A sergeant and five deputies were pulled from existing units to work as school safety officers serving more than 100 schools in unincorporated county and in cities that contract with the sheriff's office for police services.
Their job is different from sheriff's school resource officers, who are typically assigned to one school or a small handful of schools, sheriff's spokeswoman Shari Ireton said. The school resource officers will share a supervisor with the school services deputies.
Washington schools Superintendent Randy Dorn joined several local police and school leaders at the assembly.
Sheriff John Lovick, school services unit Sgt. Scott Parker and Woodside students and staff talked with reporters afterward.

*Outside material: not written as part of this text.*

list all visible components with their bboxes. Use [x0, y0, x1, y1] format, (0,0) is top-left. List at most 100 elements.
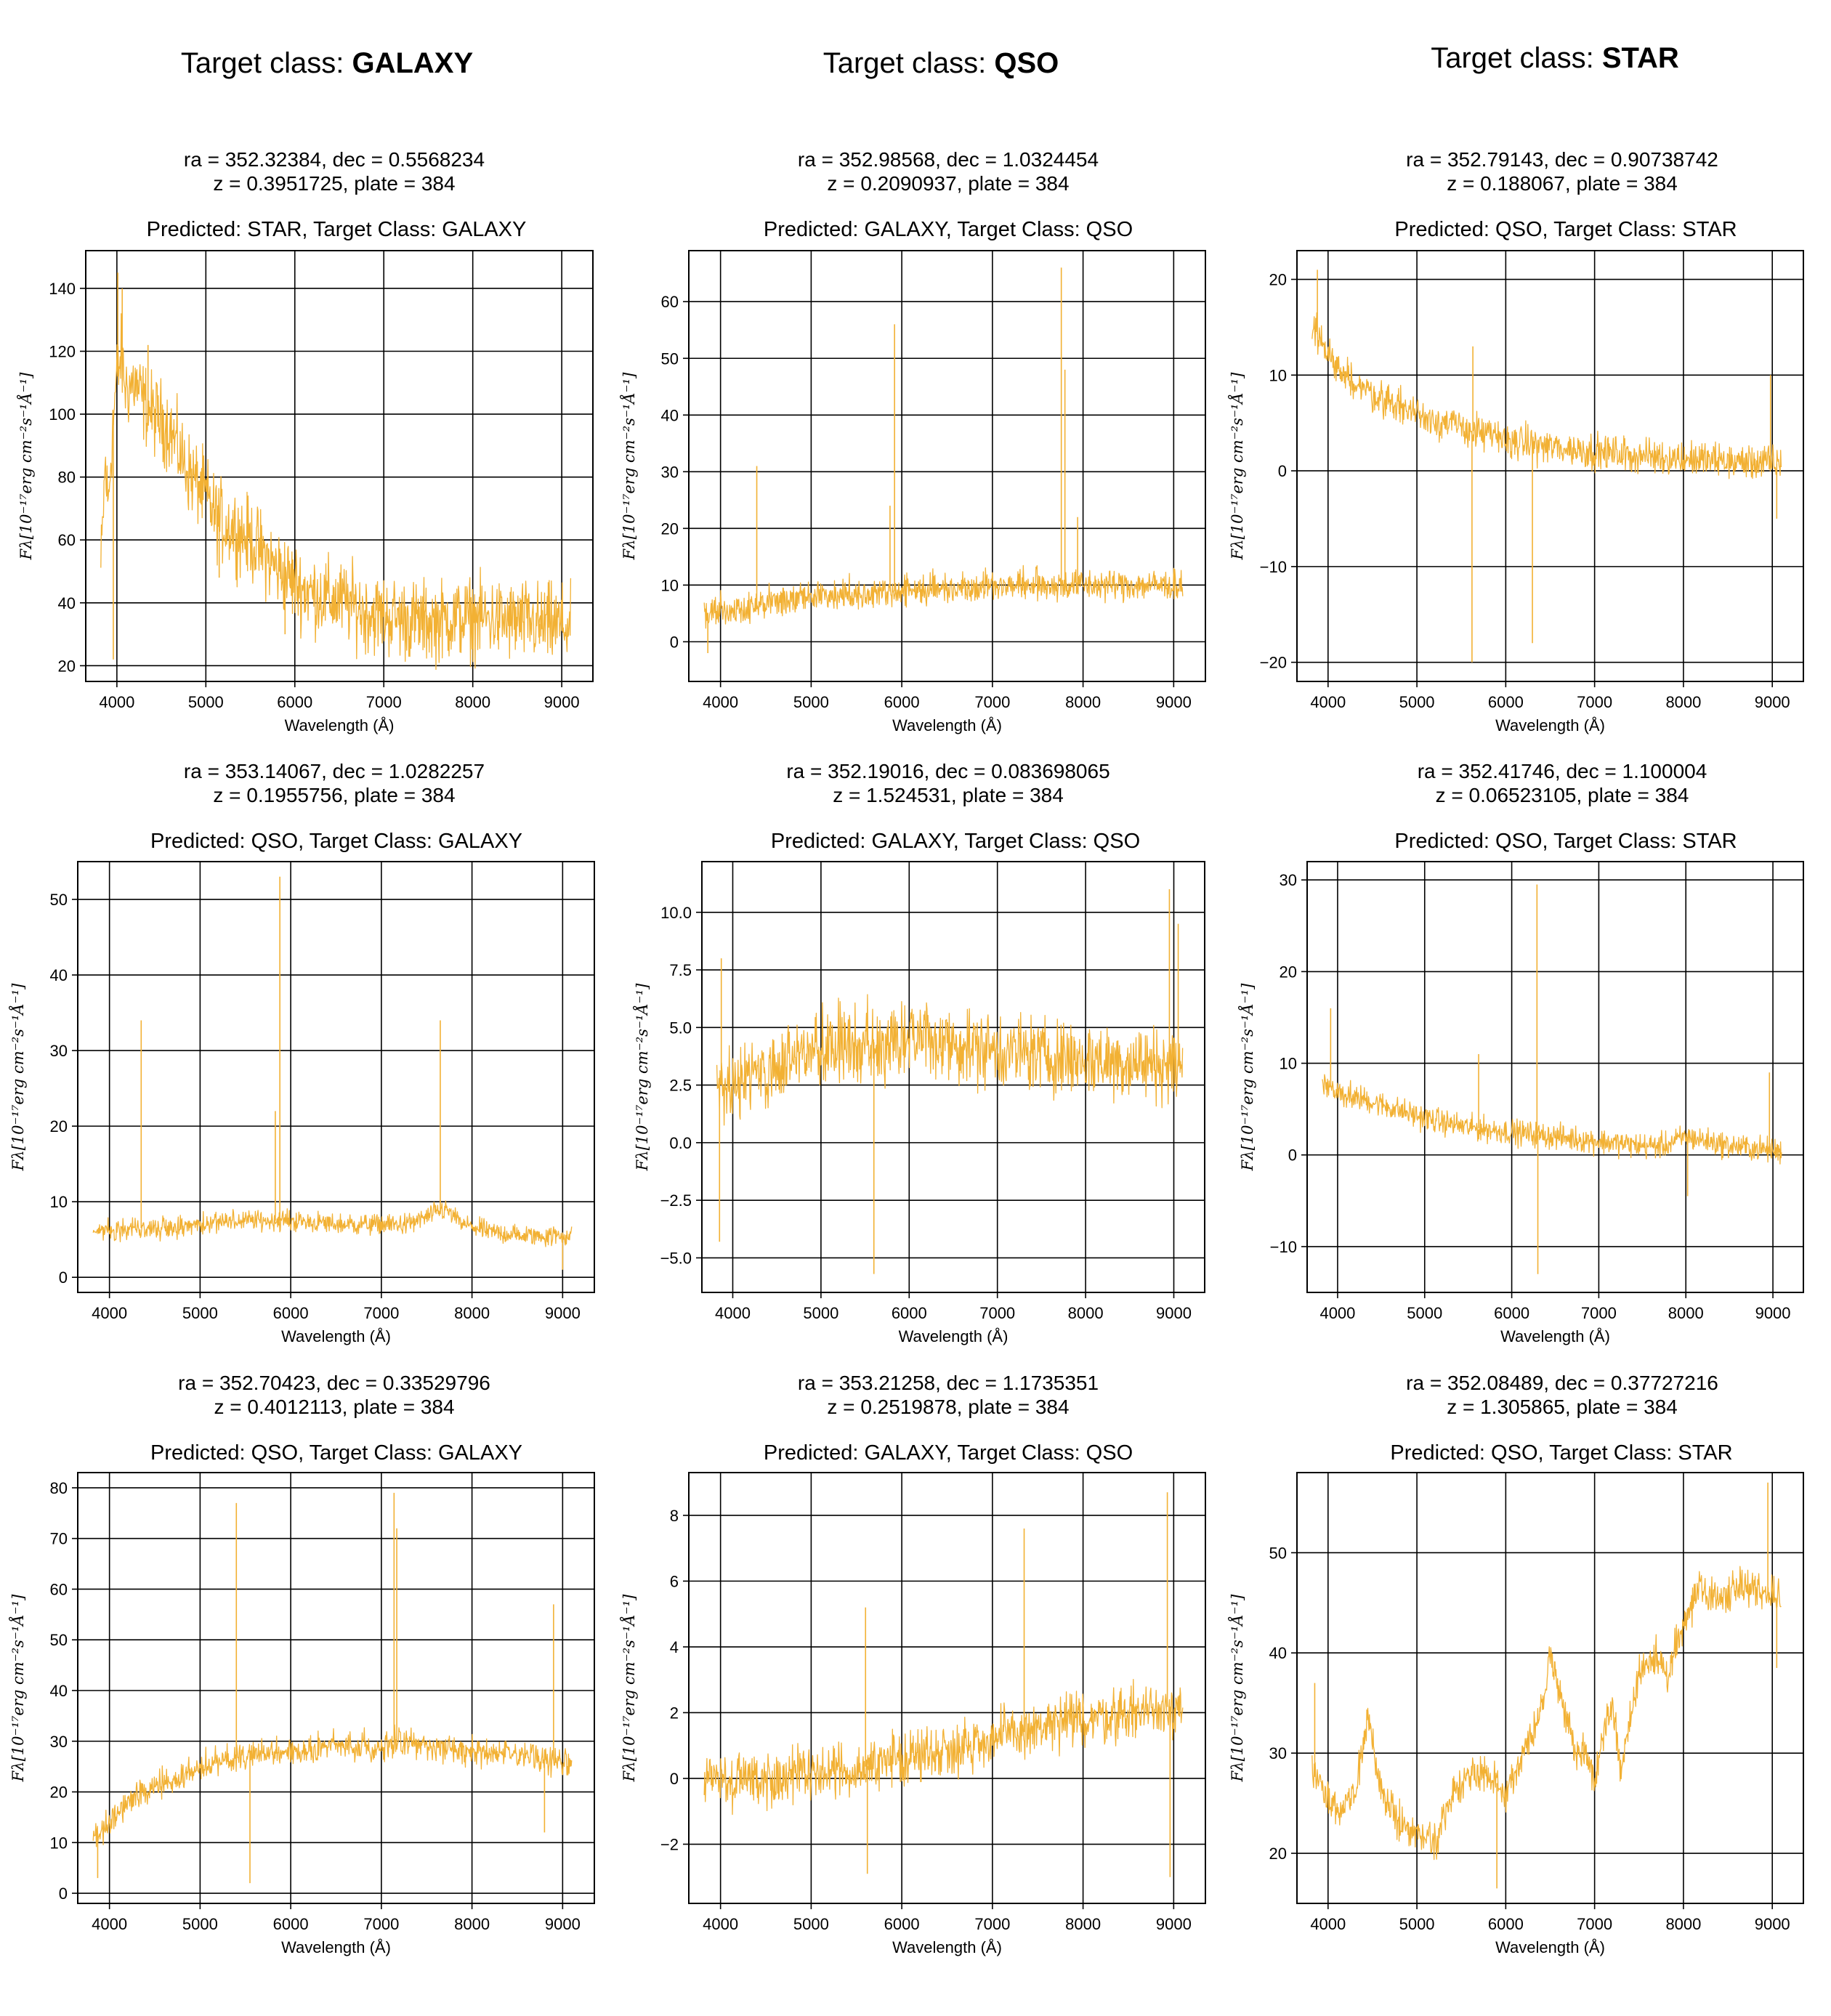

The school services deputies want to become part of the greater schools community, Parker said. They will serve as enforcement officers but also aspire to become mentors and friends, he said.
"It just builds those relationships and builds that trust in our school communities," he said.
Kids at Woodside often are reminded they are surrounded by leaders they can go to if something is wrong, Principal Betty Cobbs said. The school services deputies will become some of those leaders, she said.
Lovick wanted to create the special unit after the Newtown shooting at a Connecticut elementary school in December, he said.
Some of Woodside's students and their parents also talked about the fear they felt after that shooting.
Schools all over have been reviewing their procedures and looking for ways to make campuses safer, Cobbs said.
The school services unit is believed to be the first of its type in Washington, the sheriff said.
The unit has a big job, and Lovick hopes it grows with time, he said.
"You guys are going to work your tails off," he told the deputies.